Talking about the conflict between Islam and democracy, it is needed to compare the main sources: the Qur’an for Islam and the Charter of the UN (a “superlaw”) for democratic nations, which was signed by the majority of Muslim states. Therefore they found themselves ruled by two contradictory laws
-> Charter of the UN (based on freedom of thought) v. shari’a (based on ta’a, obedience).

Haguza, in the stories for children, is a monster you hear about but no one has ever yet seen it. It is the paradigm of everything people don’t know and is at the same time frightening. The UN Charter, for most Muslims, is like Haguza: even if it was signed, it has never entered the public schools and still remains an “invisible object”, unknown for the majority of people and in some way feared.
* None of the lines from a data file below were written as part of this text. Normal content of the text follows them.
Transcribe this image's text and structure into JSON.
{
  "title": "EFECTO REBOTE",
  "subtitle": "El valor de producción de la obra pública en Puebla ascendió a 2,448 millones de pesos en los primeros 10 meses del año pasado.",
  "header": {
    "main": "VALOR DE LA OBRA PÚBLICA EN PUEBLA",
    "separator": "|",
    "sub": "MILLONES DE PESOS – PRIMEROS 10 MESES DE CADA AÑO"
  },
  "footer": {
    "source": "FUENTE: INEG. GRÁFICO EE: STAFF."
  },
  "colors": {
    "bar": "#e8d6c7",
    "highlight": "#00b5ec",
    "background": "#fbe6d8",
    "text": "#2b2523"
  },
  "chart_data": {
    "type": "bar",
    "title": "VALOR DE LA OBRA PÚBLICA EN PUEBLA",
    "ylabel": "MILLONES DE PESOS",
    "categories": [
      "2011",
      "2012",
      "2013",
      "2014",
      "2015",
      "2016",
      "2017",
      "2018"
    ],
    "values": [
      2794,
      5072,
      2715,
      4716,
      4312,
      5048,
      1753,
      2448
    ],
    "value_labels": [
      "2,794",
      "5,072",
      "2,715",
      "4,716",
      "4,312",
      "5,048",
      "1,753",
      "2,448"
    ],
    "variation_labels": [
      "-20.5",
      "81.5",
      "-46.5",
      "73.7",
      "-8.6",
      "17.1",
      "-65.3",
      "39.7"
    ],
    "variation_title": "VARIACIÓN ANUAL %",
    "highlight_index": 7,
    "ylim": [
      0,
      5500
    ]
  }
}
The UN Charter (signed in San Francisco in 1945) had many Muslim countries as its original members, while others became part of it after their national independence, accepting the obligations of the Charter, including its superiority to all local laws.
The adoption (in 1948) of the Universal Declaration of Human Rights could have been the occasion to initiate a debate on freedom of thought and religion. However, most Muslim countries decided to “hide” these general laws and to renounce to promote the secularization of the state. There was no public explanation of the principles of participatory democracy, and this allowed many Presidents to stay in charge for an indeterminate period (like Kings).
This was (and still is) the approach of fundamentalists, who think that Islam needs a “totalitarian” system of control to be successful, as if it had nothing to offer to modern people. On the contrary, as Judaism and Christianity, it has to flourish in a secular state through the principle of tolerance.
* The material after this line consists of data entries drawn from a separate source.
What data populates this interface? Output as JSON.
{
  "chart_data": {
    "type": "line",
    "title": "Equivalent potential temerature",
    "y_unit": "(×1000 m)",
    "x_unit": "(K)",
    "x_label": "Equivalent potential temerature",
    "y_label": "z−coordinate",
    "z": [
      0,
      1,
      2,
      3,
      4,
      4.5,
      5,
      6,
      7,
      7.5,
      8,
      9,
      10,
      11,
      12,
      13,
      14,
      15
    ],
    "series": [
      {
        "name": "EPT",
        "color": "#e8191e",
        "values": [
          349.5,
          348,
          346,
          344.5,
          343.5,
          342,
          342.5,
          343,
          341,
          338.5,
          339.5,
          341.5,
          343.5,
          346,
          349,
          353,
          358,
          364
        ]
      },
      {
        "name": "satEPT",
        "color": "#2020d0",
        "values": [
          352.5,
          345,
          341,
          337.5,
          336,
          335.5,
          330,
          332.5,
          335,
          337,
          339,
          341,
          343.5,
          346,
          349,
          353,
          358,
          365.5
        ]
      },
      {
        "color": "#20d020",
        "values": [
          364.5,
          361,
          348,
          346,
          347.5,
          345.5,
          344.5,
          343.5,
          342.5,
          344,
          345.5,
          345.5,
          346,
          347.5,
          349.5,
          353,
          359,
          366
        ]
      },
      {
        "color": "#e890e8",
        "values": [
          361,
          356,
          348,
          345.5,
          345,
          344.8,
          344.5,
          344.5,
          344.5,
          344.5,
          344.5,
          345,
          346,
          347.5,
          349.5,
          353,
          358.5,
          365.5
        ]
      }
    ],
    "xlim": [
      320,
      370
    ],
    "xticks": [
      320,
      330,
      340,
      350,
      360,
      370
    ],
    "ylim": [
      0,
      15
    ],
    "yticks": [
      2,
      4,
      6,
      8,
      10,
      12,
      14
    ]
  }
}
Many Muslim states used amendments and reservations to the UN Charter (and following conventions) to avoid that citizens could ask for freedom or equality: they wanted their religious rules not to be called into question, creating a lot of confusion about the real meaning of the text. This shows Arab states’ radical rejection of the principle of equality. They needed to sign the Chart, but they couldn’t admit that shari’a was inconsistent with it. So they tried a formal balance through reservations, but it is only a masquerade to reaffirm the principles of ta’a (obedience) and ra’y (personal opinion).

Television might have been an ideal instrument for explaining the content of the Charter (also because American films are very diffused in the Middle East), but it wasn’t so. Only at the end of the 1980s it was possible to learn about human rights and freedom of opinion thanks to the efforts of intellectuals and university students. Ignorance is the main enemy of development: it is one of the consequences of “government fundamentalism”, i.e. the official culture that serves as a barrier against democratic education. This attitude, combined with the numerous religious TV programmes, led Arab countries to confusion and intolerance.


For Arabic people, words as ra’is (head) or malik (king) are traditional words. However, they are not used to ra’is al-jumhuriyya (president of the republic).
Jumhuriyya makes reference to the majority of people and to a wide consensus by a collectivity, but it says nothing about the limits of the power -> the focus is on the head of state (differently from the Latin meaning of res publica), which is vertically superior, a “master of the people”, and not on the limits of his power. Such an interpretation definitively erases any reference to plurality and democracy, going away from the real meaning of “republic”.